After moving permanently to Los Angeles in 1902, Noel made achieving women's suffrage one of her principal priorities. In 1908, as she became the most influential woman in the Los Angeles labor movement, Noel worked to build support for suffrage within the state's labor and socialist organizations. She was also visible within the mainstream women's movement, joining prominent women's clubs (Friday Morning Club and Women's City Club) by 1910. In the victorious 1911 suffrage campaign, Noel emerged as an important leader, organizer, and propagandist, experimenting with new forms of militant agitation. In June 1911, Noel founded the Wage Earners' Suffrage League (WESL), which led the working-class and labor wing of the Los Angeles County Equal Suffrage Central Committee. As a delegate to the county committee, Noel helped to build a successful cross-class coalition and to devise outreach to working-class, immigrant, labor, and socialist communities. In addition, Noel pioneered outdoor mass meetings and street speaking in the 1911 campaign. In July 1911, the WESL sponsored the first open-air meeting of the California campaign in Hollenbeck Park, located in an ethnically mixed, working-class neighborhood in Los Angeles. The meeting was innovative because outdoor meetings had not been part of conventional suffrage organizing and because the WESL had to circumvent a city ordinance prohibiting political speeches in public parks by singing arguments for the ballot. Excellent press coverage encouraged suffrage activists throughout the state to organize similar public events. The WESL also “broke the way” for street speaking, so that by the end of the campaign middle-class suffragists dared to mount sidewalk platforms themselves. In the last three weeks of the campaign, the league's 100 members conducted daily street speaking in unionized wards of Los Angeles, canvassed working-class neighborhoods as part of a countywide coordinated effort, visited factories and saloons, and wrote and distributed labor-oriented suffrage literature. Noel reported being out every night of those last weeks, speaking to working-class audiences or attending planning meetings. When the California electorate enfranchised women on October 10, 1911, Noel celebrated the victory but was also thrilled that the California suffrage campaign brought progressive women “regardless of class, color, or creed” more closely in contact and coalition.

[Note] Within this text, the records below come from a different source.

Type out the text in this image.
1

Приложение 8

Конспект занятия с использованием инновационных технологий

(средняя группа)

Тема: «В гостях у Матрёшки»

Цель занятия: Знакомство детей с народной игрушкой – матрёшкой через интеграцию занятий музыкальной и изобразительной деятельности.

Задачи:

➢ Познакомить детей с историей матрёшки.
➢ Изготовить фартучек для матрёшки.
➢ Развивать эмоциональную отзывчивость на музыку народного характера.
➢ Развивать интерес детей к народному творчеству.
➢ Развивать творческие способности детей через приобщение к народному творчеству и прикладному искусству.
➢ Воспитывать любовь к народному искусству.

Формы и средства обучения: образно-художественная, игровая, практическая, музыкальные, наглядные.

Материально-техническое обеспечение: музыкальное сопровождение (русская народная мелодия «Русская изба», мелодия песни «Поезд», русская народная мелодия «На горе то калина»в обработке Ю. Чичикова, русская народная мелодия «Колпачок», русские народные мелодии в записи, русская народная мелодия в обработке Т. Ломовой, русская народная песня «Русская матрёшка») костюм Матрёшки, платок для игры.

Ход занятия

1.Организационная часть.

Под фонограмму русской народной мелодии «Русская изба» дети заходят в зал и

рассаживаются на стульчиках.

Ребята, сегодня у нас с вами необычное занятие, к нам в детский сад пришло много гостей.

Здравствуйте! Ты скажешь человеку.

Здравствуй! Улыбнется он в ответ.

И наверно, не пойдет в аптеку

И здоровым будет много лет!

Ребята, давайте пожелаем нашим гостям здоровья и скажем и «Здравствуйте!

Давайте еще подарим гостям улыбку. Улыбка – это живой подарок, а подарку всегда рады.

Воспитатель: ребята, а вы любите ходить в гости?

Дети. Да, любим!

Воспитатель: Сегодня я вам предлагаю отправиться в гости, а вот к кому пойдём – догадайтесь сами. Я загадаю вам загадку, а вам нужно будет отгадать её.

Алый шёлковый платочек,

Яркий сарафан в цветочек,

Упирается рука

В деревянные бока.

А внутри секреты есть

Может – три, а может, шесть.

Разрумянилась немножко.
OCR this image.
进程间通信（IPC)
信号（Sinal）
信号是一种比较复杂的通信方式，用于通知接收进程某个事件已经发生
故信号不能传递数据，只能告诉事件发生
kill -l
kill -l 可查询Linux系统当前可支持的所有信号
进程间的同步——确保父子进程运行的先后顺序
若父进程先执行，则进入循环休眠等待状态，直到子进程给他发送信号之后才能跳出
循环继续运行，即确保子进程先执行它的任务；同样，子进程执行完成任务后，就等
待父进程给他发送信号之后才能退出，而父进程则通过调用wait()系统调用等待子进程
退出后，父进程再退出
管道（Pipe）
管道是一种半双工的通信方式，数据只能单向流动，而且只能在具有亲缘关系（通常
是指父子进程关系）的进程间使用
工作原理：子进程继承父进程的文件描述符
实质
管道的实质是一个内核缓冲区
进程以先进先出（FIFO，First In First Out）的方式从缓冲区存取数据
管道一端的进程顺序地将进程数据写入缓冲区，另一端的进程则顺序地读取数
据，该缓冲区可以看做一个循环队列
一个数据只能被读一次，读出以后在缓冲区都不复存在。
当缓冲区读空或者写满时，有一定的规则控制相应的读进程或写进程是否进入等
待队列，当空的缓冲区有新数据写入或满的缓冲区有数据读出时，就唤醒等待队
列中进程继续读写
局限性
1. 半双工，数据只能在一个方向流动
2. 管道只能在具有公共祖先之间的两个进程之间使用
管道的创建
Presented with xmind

“Behold the Advent of the Woman Orator.” Los Angeles Tribune, October 20, 1911. This article contains the quote on Noel's street speaking.

Katz, Sherry J. “A Politics of Coalition: Socialist Women and the California Suffrage Movement, 1900-1911.” In One Woman, One Vote: Rediscovering the Woman Suffrage Movement, edited by Marjorie Spruill Wheeler, 245-262. Troutdale, OR: NewSage Press, 1995.

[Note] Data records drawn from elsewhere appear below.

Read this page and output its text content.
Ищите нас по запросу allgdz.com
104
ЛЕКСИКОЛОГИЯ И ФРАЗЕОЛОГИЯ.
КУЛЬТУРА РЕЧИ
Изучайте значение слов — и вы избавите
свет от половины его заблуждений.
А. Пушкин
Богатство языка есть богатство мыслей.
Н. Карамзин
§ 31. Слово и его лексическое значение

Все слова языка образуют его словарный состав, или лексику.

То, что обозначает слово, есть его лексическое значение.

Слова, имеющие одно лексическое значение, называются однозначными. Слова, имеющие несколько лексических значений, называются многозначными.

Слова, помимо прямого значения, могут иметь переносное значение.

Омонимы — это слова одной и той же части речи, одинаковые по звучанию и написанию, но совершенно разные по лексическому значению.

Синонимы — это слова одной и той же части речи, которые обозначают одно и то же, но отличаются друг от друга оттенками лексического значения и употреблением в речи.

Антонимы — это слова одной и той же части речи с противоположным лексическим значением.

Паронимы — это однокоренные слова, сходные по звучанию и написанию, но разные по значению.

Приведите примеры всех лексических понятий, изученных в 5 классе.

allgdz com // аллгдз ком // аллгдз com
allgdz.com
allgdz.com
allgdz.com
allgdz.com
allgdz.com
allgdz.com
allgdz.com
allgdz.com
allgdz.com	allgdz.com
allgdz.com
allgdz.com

Katz, Sherry Jeanne. “Dual Commitments: Feminism, Socialism, and Women's Political Activism in California, 1890-1920.” Ph.D. diss., University of California, Los Angeles, 1991.

Katz, Sherry J. “Excavating Radical Women in Progressive Era California.” In Contesting Archives: Finding Women in the Sources, edited by Nupur Chaudhuri, Sherry J. Katz, and Mary Elizabeth Perry, 89-106. Urbana, Chicago, and Springfield, IL: University of Illinois Press, 2010.

Katz, Sherry. “Frances Nacke Noel and `Sister Movements': Socialism, Feminism, and Trade Unionism in Los Angeles, 1909-1916.” California History LXVII: 3 (September 1988): 180-189, 207-210.

Noel, Frances Nacke/Job Harriman Papers, Huntington Library, San Marino, California. For Noel's characterization of herself as a young woman, see Frances Noel's handwritten obituary for P.D. Noel [1943] in this collection.

Noel, Frances Papers (Collection 814), Department of Special Collections, Charles E. Young Research Library, University of California, Los Angeles. See Frances N. Noel, “A Word to Socialist Voters,” California Social-Democrat, September 2, 1911 in Box 1, Folder 7 for quote about cross-class coalition building.

Noel, Frances Recollections (Collection 100, box 98), Department of Special Collections, Charles E. Young Research Library, University of California, Los Angeles [oral history interview].